Kindle Fire HDX 7 review
Amazon's Kindle Fire HDX 7in combines a luscious screen with quad-core power and a price that'll keep your wallet happy
Android can be a scary place.
It’s why Amazon’s Kindle Fire range of tablets has been such a huge success – it offers a safe and cosy walled garden designed to protect tablet newcomers from the big, bad, confusing world of Android, and it really works.
And with the Mayday button on the new HDX it’s going even further by offering 24/7 help with any Kindle Fire confusion. Amazon staff answer HDX-related questions for free at any hour via video call, popping up on your screen in less than 15 seconds. Seriously.
So the Kindle Fire HDX appears to be both kick-ass and cuddly, but is it the fairy tale device it at first seems?
Design and build: awesome angles
Wider and squatter than the Nexus 7, it’s a more angular, masculine design than last year’s curvy Kindle Fire HD, and this time it looks like it means business, with a front facing camera up top in landscape and just a microUSB port and headphone jack at symmetrical heights up each edge.

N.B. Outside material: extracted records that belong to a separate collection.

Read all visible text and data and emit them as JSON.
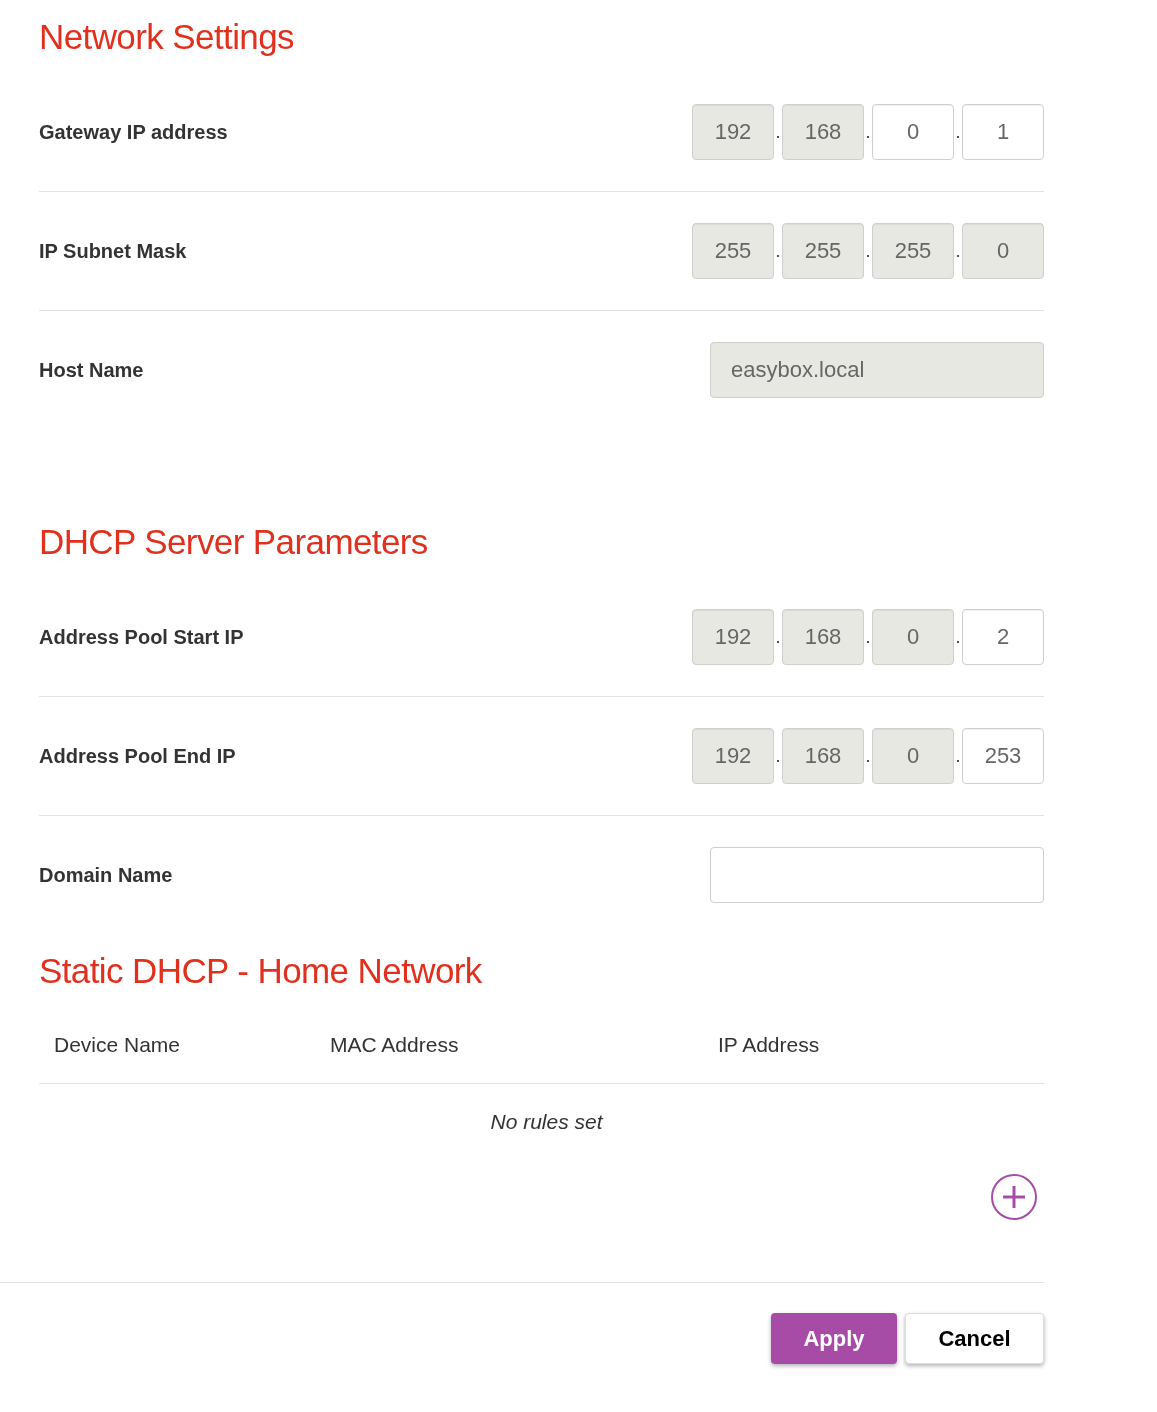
{
  "sections": [
    {
      "kind": "form",
      "title": "Network Settings",
      "rows": [
        {
          "kind": "ip",
          "label": "Gateway IP address",
          "separator": ".",
          "octets": [
            {
              "value": "192",
              "disabled": true
            },
            {
              "value": "168",
              "disabled": true
            },
            {
              "value": "0",
              "disabled": false
            },
            {
              "value": "1",
              "disabled": false
            }
          ]
        },
        {
          "kind": "ip",
          "label": "IP Subnet Mask",
          "separator": ".",
          "octets": [
            {
              "value": "255",
              "disabled": true
            },
            {
              "value": "255",
              "disabled": true
            },
            {
              "value": "255",
              "disabled": true
            },
            {
              "value": "0",
              "disabled": true
            }
          ]
        },
        {
          "kind": "text",
          "label": "Host Name",
          "value": "easybox.local",
          "disabled": true
        }
      ]
    },
    {
      "kind": "form",
      "title": "DHCP Server Parameters",
      "rows": [
        {
          "kind": "ip",
          "label": "Address Pool Start IP",
          "separator": ".",
          "octets": [
            {
              "value": "192",
              "disabled": true
            },
            {
              "value": "168",
              "disabled": true
            },
            {
              "value": "0",
              "disabled": true
            },
            {
              "value": "2",
              "disabled": false
            }
          ]
        },
        {
          "kind": "ip",
          "label": "Address Pool End IP",
          "separator": ".",
          "octets": [
            {
              "value": "192",
              "disabled": true
            },
            {
              "value": "168",
              "disabled": true
            },
            {
              "value": "0",
              "disabled": true
            },
            {
              "value": "253",
              "disabled": false
            }
          ]
        },
        {
          "kind": "text",
          "label": "Domain Name",
          "disabled": false
        }
      ]
    },
    {
      "kind": "table",
      "title": "Static DHCP - Home Network",
      "columns": [
        "Device Name",
        "MAC Address",
        "IP Address"
      ],
      "empty_message": "No rules set"
    }
  ],
  "buttons": [
    {
      "label": "Apply",
      "kind": "primary"
    },
    {
      "label": "Cancel",
      "kind": "secondary"
    }
  ]
}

CHECK OUT OUR FULL KINDLE FIRE HDX GALLERY HERE
Small, round buttons for power and volume sit around the back on either side, just inside from each edge in landscape. This is how you’ll tend to use the Fire HDX as it can’t really be held in one hand in portrait as the Nexus 7 can, especially if Amazon’s excellent magnetic case is attached. It’s an unusual placement but it’s where our fingers rest so the buttons work well.

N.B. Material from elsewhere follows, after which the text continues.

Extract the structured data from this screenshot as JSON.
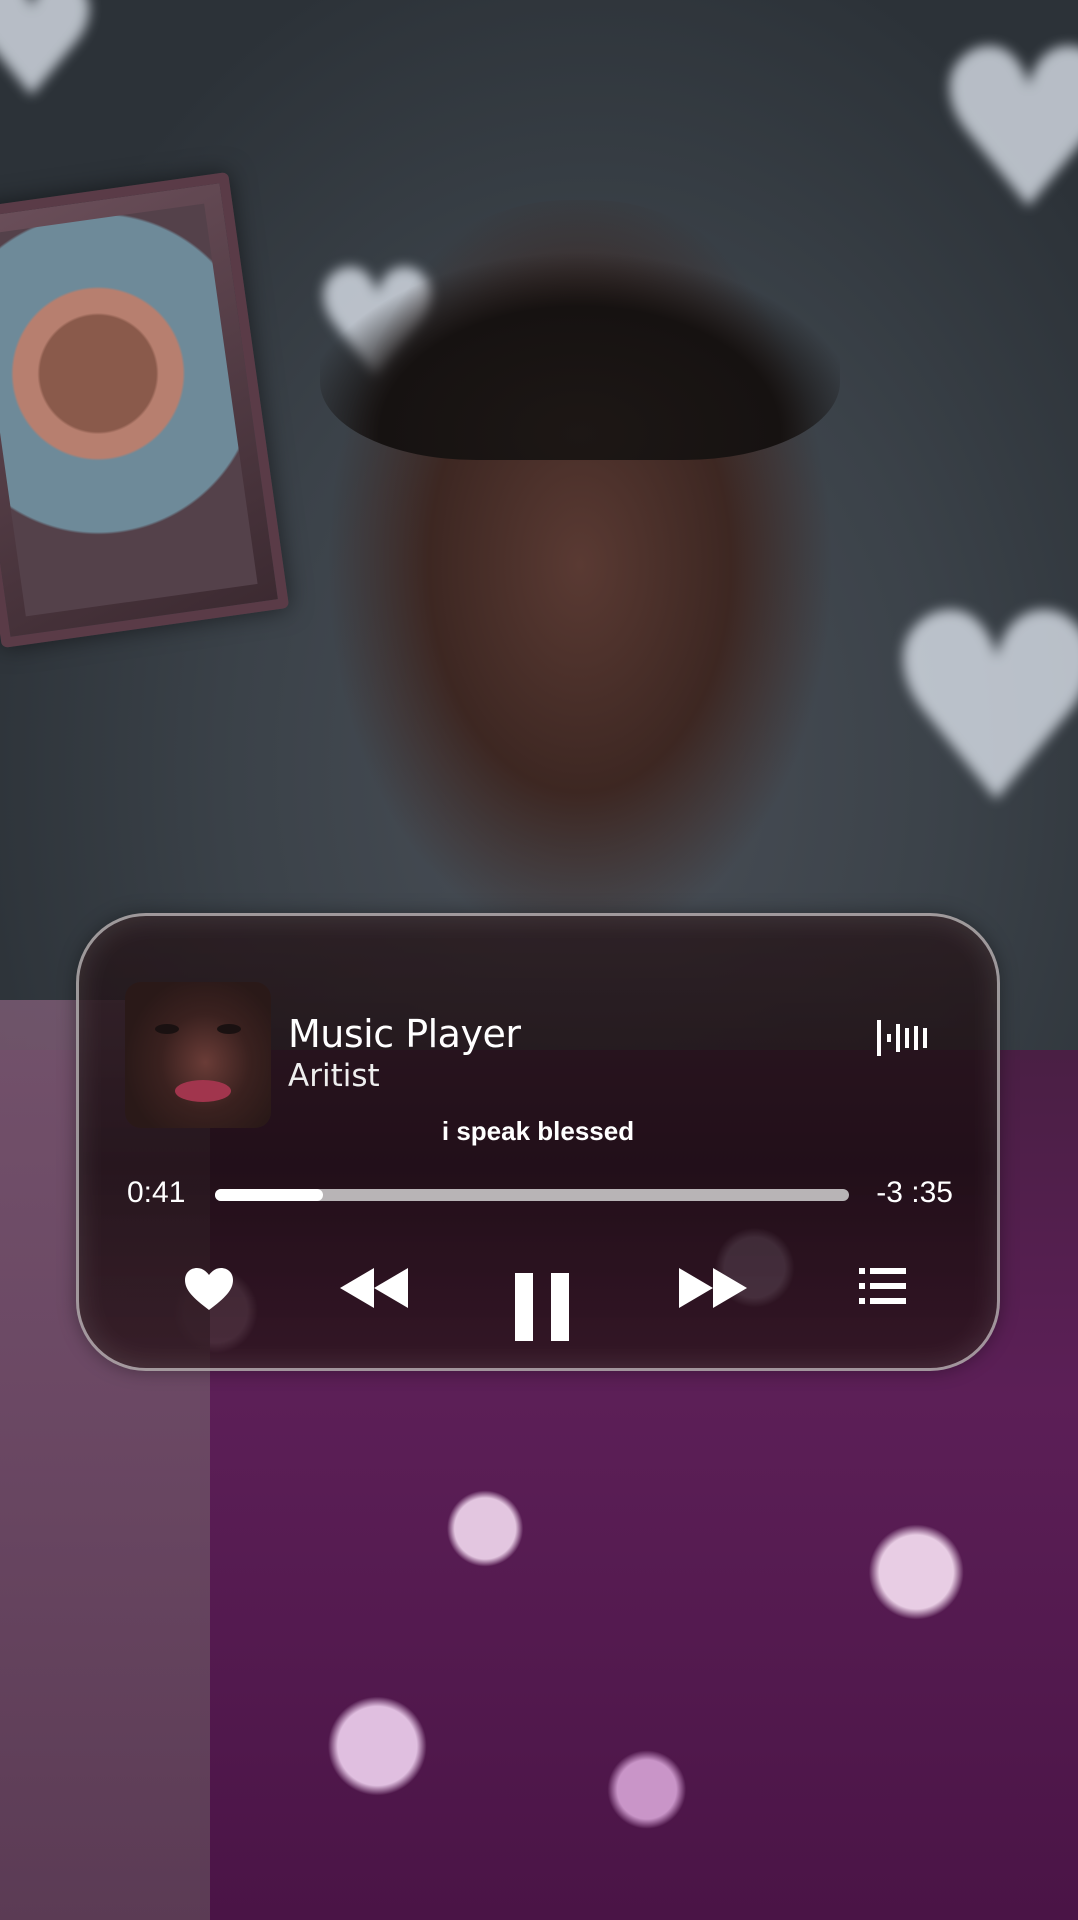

The Nexus is a touch lighter than the 303g HDX (313g with 3G or 4G) and it’s easier to grab one handed but both tabs fare very well in pockets-about-town. And the HDX does have a bit more personality to its design.
Screen: Eye-popping with a hint of blue
It’s no surprise that Amazon prioritises picture quality, because that’s what Kindle tablets are all about: watching stuff. From HD Lovefilm streams of Looper to hi-res images loaded onto the HDX, everything looks clear and clean from every angle. Skintones look natural and vivid colours dazzle in the best possible way.
The better-than-full HD screen on the HDX is gorgeous, then, with one small niggle: white webpages can nudge towards the creamier end of the spectrum and when using apps or browsing pages with a white background, you occasionally encounter a blue tint, especially in the corners. It’s minimal, barely noticeable when watching movies, but once you spot it you won’t be able to stop your eyes travelling back to it. If films are your bag, clap your hands over your ears and pretend you never heard us say anything about the HDX’s slightly blue LED tendency.
Dual stereo speakers with Dolby Digital Plus audio sound nice and punchy, too, and the placement at the top of the HDX’s back mean you’re unlikely to accidentally cover one up. Even the virtual 5.1 surround sound does a decent job – we actually paused a Netflix stream to check if some background jazz was coming from the tab or another room.